SmartPhones….Tablets…..USB drives….Cloud storage. Aids to productivity, or security leaks?
Of all the workflow-enabling technology available today, email has been around the longest and yet companies are still struggling with managing email.
According to industry analysts, email volume in organizations is growing by more than 30% annually, and the average user receives 7MB of data per day via email.
As a result of this growth, the handling of email has become a critical business, IT and regulatory issue – driving the need for intelligent management. Most organizations looking for an email solution are motivated by five reasons:
- Security breaches
- Mailbox/server management
- Compliance/records retention
- eDiscovery/litigation support
- Knowledge management/intellectual property protection
Technical management overrides business management
Unfortunately, technical management of mailbox or server size often overrides the other business management concerns, resulting in non-compliance, adverse inference in litigation or loss of corporate knowledge because a critical email was automatically deleted without regard for its content.
Or, in the situation where email archiving is used, everything is accorded equal value and preserved indefinitely, adding to the mass of data that needs to be searched for responsive information, and increasing the likelihood of a “smoking gun” in a poorly written communication.
In addition to email, and with similar challenges, are newer communication vehicles, such as instant messaging, which may be officially banned from use in the workplace but are used by employees anyway because of ease of use and accessibility.
An auditor would then find the business in non-compliance with the stated policy.
Costs of information overload
In 2010, Basex, a leading knowledge economy research firm, estimated that information overload costs the U.S. economy a minimum of $900 billion per year in lowered employee productivity and reduced innovation.
Further, Basex estimates that 25% of the knowledge worker’s day is lost to information overload. It’s only gotten worse in the intervening 9 years.
Too often business units go their own way in trying to manage this flood of information by managing records in a manner that suits how they use them day to day without understanding the implications to the rest of the company.
Records may be stored for convenience in hard copy in a common area, in pdf on a shared drive, and, may also be on a laptop or on a USB drive, devices meant to be portable.
Questions arise about the authenticity of the business’ records where multiple copies exist if there are no guidelines and if resources don’t exist to effectively manage records.
Even worse, if the information is “mobile” and the individual becomes incapacitated, there is the makings of a disaster because the information is now inaccessible.
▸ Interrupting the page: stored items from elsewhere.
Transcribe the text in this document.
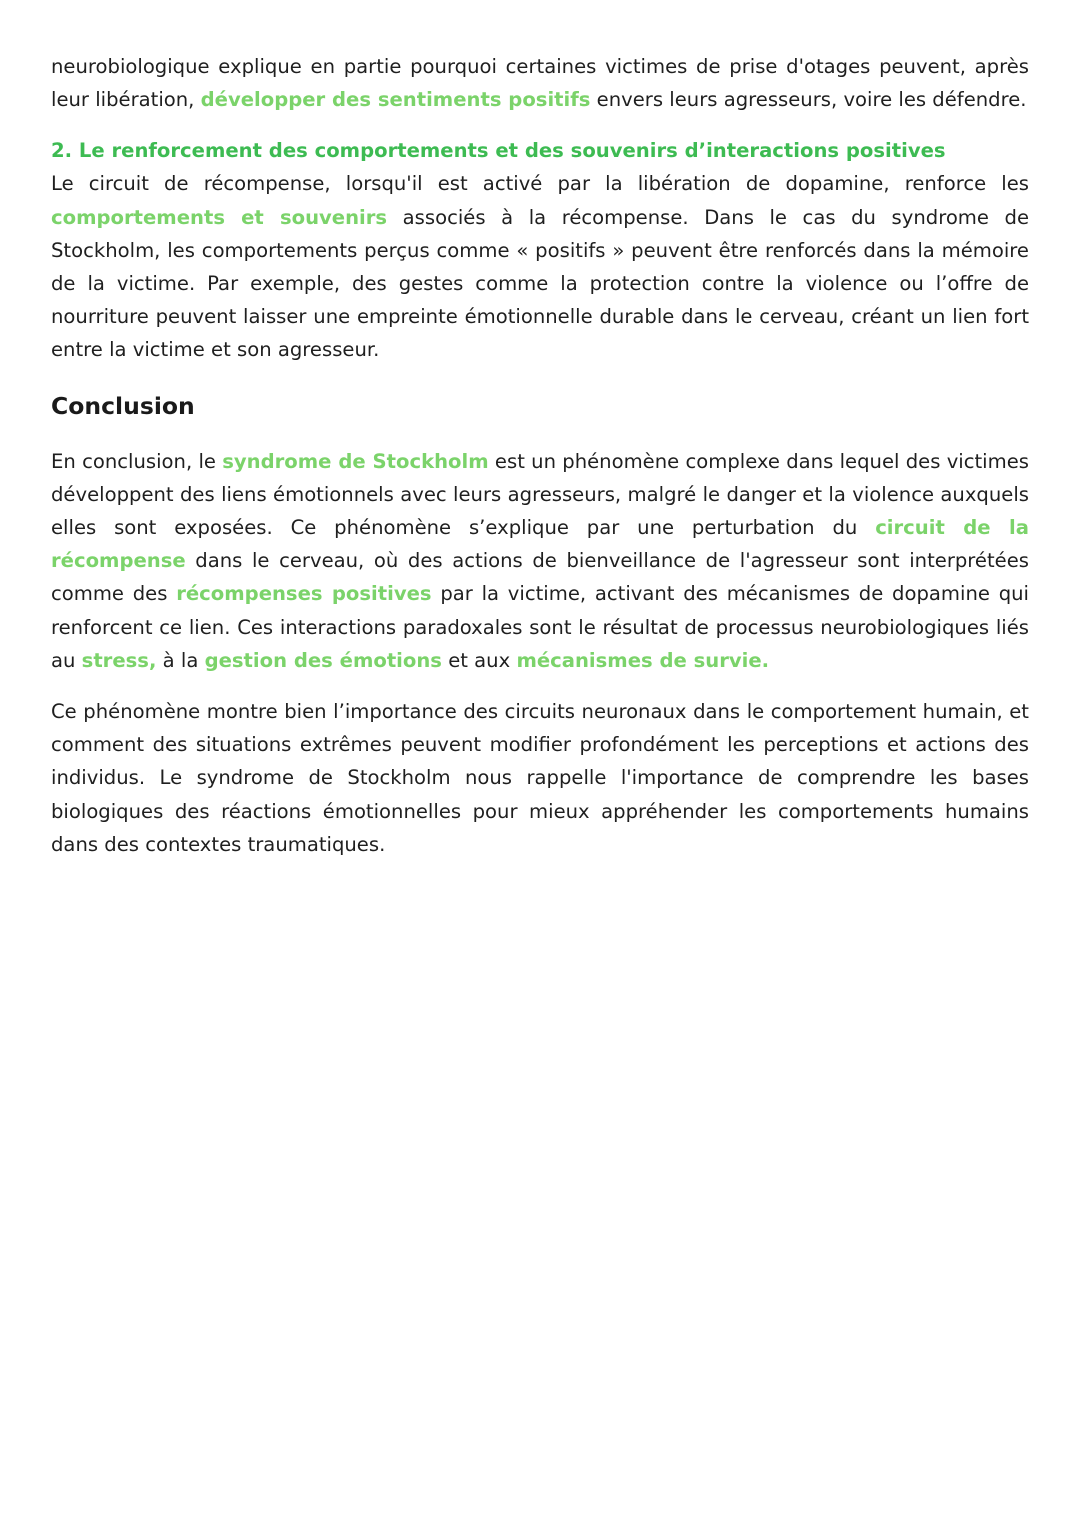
neurobiologique explique en partie pourquoi certaines victimes de prise d'otages peuvent, après leur libération, développer des sentiments positifs envers leurs agresseurs, voire les défendre.

2. Le renforcement des comportements et des souvenirs d’interactions positives

Le circuit de récompense, lorsqu'il est activé par la libération de dopamine, renforce les comportements et souvenirs associés à la récompense. Dans le cas du syndrome de Stockholm, les comportements perçus comme « positifs » peuvent être renforcés dans la mémoire de la victime. Par exemple, des gestes comme la protection contre la violence ou l’offre de nourriture peuvent laisser une empreinte émotionnelle durable dans le cerveau, créant un lien fort entre la victime et son agresseur.

Conclusion

En conclusion, le syndrome de Stockholm est un phénomène complexe dans lequel des victimes développent des liens émotionnels avec leurs agresseurs, malgré le danger et la violence auxquels elles sont exposées. Ce phénomène s’explique par une perturbation du circuit de la récompense dans le cerveau, où des actions de bienveillance de l'agresseur sont interprétées comme des récompenses positives par la victime, activant des mécanismes de dopamine qui renforcent ce lien. Ces interactions paradoxales sont le résultat de processus neurobiologiques liés au stress, à la gestion des émotions et aux mécanismes de survie.

Ce phénomène montre bien l’importance des circuits neuronaux dans le comportement humain, et comment des situations extrêmes peuvent modifier profondément les perceptions et actions des individus. Le syndrome de Stockholm nous rappelle l'importance de comprendre les bases biologiques des réactions émotionnelles pour mieux appréhender les comportements humains dans des contextes traumatiques.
How to protect your organization
An enterprise wide information governance program addresses all records, regardless of format, and provides the rules and the tools by which a company can capture and manage its records, from creation or receipt, efficiently, effectively and compliantly.
Electronic content management applications are available which will allow the ascension of records to a repository in non-editable form with metadata, including audio and photographic formats.
These programs are not inexpensive to implement or maintain. However, they pay for themselves when litigation can be avoided because authentic, responsive documents that support a company’s position are provided in a timely manner, through a standard business process.